隐式模型融合的加权奖励偏好优化
Weighted-Reward Preference Optimization for Implicit Model Fusion
December 4, 2024
作者: Ziyi Yang, Fanqi Wan, Longguang Zhong, Tianyuan Shi, Xiaojun Quan
cs.AI
摘要
将异构开源LLM(Large Language Models)与不同架构和大小进行融合,有可能整合不同模型的优势,但现有的融合方法面临着重大挑战,如词汇对齐和合并分布矩阵。这些过程不仅复杂,而且容易引入噪音和错误。本文提出了一种隐式融合方法,称为加权奖励偏好优化(WRPO),利用源LLM和目标LLM之间的偏好优化来有效地转移它们的能力。WRPO消除了词汇对齐和矩阵融合的需要,并且可以高效扩展以适应各种LLM。为了解决源LLM和目标LLM之间的分布偏差,WRPO引入了一种渐进适应策略,逐渐将依赖于目标LLM的优选示例转移到源LLM。在MT-Bench、AlpacaEval-2和Arena-Hard基准测试上进行的大量实验表明,WRPO始终优于现有的知识融合方法和各种微调基线。将其应用于目标模型LLaMA3-8B-Instruct时,WRPO在AlpacaEval-2上以55.9%的长度控制胜率击败了GPT-4-Preview-1106,在Arena-Hard上以46.2%的胜率击败了GPT-4-0314。
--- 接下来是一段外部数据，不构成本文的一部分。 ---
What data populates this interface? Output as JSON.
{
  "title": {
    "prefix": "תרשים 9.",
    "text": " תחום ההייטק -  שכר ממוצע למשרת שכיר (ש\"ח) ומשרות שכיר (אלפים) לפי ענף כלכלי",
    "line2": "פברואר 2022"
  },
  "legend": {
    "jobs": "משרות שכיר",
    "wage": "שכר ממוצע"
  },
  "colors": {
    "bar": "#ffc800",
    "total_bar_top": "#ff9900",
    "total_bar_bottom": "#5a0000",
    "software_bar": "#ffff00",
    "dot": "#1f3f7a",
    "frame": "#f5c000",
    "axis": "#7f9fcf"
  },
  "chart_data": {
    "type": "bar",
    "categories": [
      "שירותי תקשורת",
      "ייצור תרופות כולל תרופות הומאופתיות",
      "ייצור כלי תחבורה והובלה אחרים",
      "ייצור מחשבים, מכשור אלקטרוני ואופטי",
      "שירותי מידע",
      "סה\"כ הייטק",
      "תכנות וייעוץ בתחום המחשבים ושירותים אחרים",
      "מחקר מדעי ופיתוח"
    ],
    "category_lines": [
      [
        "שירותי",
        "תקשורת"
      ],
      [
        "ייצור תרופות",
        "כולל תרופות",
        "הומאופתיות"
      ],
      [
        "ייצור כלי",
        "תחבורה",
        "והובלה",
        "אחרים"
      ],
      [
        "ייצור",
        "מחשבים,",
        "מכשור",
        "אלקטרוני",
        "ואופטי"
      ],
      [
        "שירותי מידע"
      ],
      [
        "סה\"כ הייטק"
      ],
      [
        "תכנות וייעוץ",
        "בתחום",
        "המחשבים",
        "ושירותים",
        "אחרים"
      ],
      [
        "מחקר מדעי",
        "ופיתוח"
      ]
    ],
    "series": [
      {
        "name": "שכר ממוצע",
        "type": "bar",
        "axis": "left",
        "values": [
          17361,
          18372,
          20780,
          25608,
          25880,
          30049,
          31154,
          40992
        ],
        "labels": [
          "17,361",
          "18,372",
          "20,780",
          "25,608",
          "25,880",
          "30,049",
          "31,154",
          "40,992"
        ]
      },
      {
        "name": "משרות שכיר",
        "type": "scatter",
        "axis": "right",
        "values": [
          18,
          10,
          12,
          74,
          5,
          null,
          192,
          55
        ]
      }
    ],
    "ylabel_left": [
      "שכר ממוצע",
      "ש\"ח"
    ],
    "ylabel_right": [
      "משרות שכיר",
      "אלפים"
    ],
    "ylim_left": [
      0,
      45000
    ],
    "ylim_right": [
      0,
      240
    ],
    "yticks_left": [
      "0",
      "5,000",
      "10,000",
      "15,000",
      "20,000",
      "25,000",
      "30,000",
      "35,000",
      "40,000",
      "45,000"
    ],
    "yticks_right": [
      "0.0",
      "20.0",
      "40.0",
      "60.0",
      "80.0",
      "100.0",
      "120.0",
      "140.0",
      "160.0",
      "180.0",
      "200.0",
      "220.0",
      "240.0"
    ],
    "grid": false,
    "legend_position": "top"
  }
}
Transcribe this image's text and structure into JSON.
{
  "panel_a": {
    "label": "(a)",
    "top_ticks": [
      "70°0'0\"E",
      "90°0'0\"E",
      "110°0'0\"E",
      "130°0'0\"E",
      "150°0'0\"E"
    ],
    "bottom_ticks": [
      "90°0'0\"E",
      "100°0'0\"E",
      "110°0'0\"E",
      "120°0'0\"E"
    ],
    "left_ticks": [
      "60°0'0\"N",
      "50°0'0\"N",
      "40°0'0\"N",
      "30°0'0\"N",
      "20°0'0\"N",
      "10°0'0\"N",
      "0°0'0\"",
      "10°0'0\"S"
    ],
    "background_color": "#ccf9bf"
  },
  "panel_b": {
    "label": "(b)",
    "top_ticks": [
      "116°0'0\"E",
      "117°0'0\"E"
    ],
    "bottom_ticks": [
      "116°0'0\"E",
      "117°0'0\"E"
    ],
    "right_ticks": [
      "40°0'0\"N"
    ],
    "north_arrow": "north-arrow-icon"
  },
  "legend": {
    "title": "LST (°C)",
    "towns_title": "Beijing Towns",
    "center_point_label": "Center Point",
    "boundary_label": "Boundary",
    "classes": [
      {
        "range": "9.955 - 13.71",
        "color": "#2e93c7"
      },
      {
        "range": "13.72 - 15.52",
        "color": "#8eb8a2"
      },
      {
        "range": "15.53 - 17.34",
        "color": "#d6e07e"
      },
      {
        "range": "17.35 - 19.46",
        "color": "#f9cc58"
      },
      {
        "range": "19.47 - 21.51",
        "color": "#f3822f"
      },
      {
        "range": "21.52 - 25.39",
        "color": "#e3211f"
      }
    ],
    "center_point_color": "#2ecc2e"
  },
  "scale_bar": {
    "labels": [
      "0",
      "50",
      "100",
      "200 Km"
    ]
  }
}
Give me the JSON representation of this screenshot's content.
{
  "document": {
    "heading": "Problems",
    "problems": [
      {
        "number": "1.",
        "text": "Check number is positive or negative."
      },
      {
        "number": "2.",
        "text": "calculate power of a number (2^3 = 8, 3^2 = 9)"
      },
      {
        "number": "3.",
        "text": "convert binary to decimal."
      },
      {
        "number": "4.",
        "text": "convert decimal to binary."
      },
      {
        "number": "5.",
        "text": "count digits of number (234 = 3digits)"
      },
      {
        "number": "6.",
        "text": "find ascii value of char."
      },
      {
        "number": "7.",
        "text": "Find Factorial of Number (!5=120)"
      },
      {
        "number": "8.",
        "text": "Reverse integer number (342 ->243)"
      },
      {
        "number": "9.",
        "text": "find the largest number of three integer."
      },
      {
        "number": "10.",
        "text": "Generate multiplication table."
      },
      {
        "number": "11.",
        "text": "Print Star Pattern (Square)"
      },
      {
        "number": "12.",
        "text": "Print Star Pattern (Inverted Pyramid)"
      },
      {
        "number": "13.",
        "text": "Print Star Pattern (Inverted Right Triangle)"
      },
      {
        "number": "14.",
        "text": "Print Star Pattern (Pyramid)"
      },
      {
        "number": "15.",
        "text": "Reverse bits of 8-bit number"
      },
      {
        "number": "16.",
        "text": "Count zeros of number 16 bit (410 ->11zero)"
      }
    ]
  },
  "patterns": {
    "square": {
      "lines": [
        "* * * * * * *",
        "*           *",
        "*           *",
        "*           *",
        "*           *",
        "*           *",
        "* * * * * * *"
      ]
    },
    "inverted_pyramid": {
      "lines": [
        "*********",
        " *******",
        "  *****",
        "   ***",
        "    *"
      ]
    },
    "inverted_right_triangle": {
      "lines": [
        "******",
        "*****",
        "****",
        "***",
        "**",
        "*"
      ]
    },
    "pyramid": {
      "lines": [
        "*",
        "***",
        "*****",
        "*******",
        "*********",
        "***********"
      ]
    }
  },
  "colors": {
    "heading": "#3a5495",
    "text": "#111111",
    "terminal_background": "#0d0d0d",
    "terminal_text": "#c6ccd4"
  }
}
我们的代码可在https://github.com/SLIT-AI/WRPO找到。
English
While fusing heterogeneous open-source LLMs with varying architectures and
sizes can potentially integrate the strengths of different models, existing
fusion methods face significant challenges, such as vocabulary alignment and
merging distribution matrices. These procedures are not only complex but also
prone to introducing noise and errors. In this paper, we propose an implicit
fusion method, Weighted-Reward Preference Optimization (WRPO), which leverages
preference optimization between the source LLMs and the target LLM to transfer
their capabilities effectively. WRPO eliminates the need for vocabulary
alignment and matrix fusion and can be efficiently scaled to accommodate
various LLMs. To address distributional deviations between the source and
target LLMs, WRPO introduces a progressive adaptation strategy that gradually
shifts reliance on preferred examples from the target LLM to the source LLMs.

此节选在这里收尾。